Brent crude oil is trading in the mid-US$50 range and is likely to stay there for the medium-term, which bodes well for all market participants, says Henderson Global Investors.
Analysis of the current oil price and the futures market by Henderson Global Investors indicates that the commodity is likely to remain range-bound at US$50 ($65) a barrel for the medium-term.
Since the OPEC decision in early October 2016 to limit production, oil markets have been steadily rebalancing, said Henderson.
"While this doesn’t negate the effect of currently high levels of global inventories, the forward curves illustrate how the forward curve has effectively shifted up and flattened," said the fund manager.
"This is historically associated with positive performance for the immediate future as there is less incentive to produce today and forward hedge (prices are flat for the immediate future)."
Incentives created by current oil prices mean that US shale producers have been picking up market share. OPEC and Russia have also benefited from increased revenues.
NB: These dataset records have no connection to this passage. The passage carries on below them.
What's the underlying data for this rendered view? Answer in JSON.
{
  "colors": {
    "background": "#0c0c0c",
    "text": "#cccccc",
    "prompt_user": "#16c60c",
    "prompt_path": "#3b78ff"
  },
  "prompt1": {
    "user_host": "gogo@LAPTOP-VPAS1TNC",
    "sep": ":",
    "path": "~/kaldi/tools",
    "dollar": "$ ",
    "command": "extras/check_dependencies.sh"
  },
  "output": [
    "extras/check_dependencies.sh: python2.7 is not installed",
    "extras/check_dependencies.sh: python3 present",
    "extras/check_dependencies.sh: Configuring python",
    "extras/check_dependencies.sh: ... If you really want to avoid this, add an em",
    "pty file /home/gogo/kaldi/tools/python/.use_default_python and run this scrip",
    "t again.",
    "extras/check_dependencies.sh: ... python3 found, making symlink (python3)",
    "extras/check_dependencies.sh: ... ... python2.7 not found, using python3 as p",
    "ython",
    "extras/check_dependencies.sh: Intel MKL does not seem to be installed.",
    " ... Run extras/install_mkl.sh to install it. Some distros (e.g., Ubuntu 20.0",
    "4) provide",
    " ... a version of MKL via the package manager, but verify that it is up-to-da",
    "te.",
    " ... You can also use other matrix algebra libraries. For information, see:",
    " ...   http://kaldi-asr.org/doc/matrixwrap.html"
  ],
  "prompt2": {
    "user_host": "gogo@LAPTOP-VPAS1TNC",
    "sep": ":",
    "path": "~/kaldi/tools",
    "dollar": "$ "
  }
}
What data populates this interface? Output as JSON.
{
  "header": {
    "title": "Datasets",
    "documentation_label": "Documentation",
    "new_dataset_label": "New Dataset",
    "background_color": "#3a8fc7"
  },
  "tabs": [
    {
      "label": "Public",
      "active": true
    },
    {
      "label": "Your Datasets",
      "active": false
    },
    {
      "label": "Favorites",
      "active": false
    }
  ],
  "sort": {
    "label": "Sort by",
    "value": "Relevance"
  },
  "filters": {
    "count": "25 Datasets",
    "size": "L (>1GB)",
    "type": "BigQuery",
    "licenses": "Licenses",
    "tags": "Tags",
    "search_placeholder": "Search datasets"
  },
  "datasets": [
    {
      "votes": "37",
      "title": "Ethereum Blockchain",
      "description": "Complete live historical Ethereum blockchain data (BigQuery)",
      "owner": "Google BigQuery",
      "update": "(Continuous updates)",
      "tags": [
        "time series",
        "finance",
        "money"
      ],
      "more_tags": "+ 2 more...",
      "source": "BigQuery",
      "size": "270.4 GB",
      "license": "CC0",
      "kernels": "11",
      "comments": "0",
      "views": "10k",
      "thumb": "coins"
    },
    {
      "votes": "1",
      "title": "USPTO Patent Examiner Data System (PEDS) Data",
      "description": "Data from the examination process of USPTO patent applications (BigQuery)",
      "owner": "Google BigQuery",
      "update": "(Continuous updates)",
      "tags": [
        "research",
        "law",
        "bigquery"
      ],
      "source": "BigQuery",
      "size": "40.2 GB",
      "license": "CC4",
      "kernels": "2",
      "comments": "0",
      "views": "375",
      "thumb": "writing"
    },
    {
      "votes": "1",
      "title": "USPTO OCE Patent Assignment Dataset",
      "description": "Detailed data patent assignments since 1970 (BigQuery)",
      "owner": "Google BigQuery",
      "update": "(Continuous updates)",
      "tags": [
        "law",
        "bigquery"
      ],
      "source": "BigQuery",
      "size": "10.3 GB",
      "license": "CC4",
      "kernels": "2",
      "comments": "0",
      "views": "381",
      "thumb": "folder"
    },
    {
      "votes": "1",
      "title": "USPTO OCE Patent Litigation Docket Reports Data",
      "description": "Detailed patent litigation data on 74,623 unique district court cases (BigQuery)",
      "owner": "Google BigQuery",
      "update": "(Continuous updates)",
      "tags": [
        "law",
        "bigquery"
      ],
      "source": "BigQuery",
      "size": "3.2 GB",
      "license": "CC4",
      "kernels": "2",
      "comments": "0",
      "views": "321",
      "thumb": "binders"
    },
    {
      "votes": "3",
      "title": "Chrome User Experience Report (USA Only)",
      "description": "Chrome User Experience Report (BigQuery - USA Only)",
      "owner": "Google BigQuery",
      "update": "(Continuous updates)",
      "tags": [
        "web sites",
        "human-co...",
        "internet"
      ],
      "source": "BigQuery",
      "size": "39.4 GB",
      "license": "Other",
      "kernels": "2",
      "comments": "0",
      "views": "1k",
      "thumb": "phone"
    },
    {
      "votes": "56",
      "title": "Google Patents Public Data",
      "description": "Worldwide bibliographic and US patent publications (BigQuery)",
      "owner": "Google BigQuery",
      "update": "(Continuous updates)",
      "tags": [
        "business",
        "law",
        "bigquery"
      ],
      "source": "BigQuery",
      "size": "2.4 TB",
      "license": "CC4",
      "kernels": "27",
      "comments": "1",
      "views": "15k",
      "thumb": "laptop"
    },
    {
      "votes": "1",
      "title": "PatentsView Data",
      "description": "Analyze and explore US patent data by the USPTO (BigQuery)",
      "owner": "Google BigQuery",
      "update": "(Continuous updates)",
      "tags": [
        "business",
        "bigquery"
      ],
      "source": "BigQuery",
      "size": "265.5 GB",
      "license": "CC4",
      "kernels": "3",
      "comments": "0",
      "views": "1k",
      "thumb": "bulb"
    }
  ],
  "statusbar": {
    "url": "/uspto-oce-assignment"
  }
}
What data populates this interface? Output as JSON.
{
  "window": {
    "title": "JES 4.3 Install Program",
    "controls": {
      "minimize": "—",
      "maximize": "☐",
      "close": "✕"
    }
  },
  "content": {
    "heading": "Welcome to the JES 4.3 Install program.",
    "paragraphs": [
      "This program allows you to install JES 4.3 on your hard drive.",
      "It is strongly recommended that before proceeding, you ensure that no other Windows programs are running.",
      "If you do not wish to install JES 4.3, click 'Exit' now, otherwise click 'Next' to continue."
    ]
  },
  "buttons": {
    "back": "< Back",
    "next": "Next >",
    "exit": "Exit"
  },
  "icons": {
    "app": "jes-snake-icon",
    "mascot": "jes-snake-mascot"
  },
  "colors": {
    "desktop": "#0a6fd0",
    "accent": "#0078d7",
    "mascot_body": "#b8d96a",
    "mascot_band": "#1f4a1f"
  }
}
Saudi Arabia's proposed IPO of Aramco, which would potentially be the largest listed company in the world eclipsing even Exxon Mobil, would benefit if the oil price held steady in the US$50 range.
"A major objective of Saudi oil production would be to maintain pricing at these levels to keep them low enough not to encourage a major increase in shale production, but high enough to provide a reasonable valuation on oil reserves," said Henderson.
"Current oil market pricing in the mid-US$50 range is a ‘sweet spot’ for all major oil market participants, including OPEC, Russia and the more productive and cost efficient North American shale producers."
Barring unexpected events, brent crude oil will have an effective floor of US$50 a barrel, said Henderson.
"The abyss oil markets experienced in early 2016 provided an insight into the instability created by an oversupply in energy markets, and this will be front and centre to Russia and OPEC in encouraging strict compliance with production quotas," said Henderson.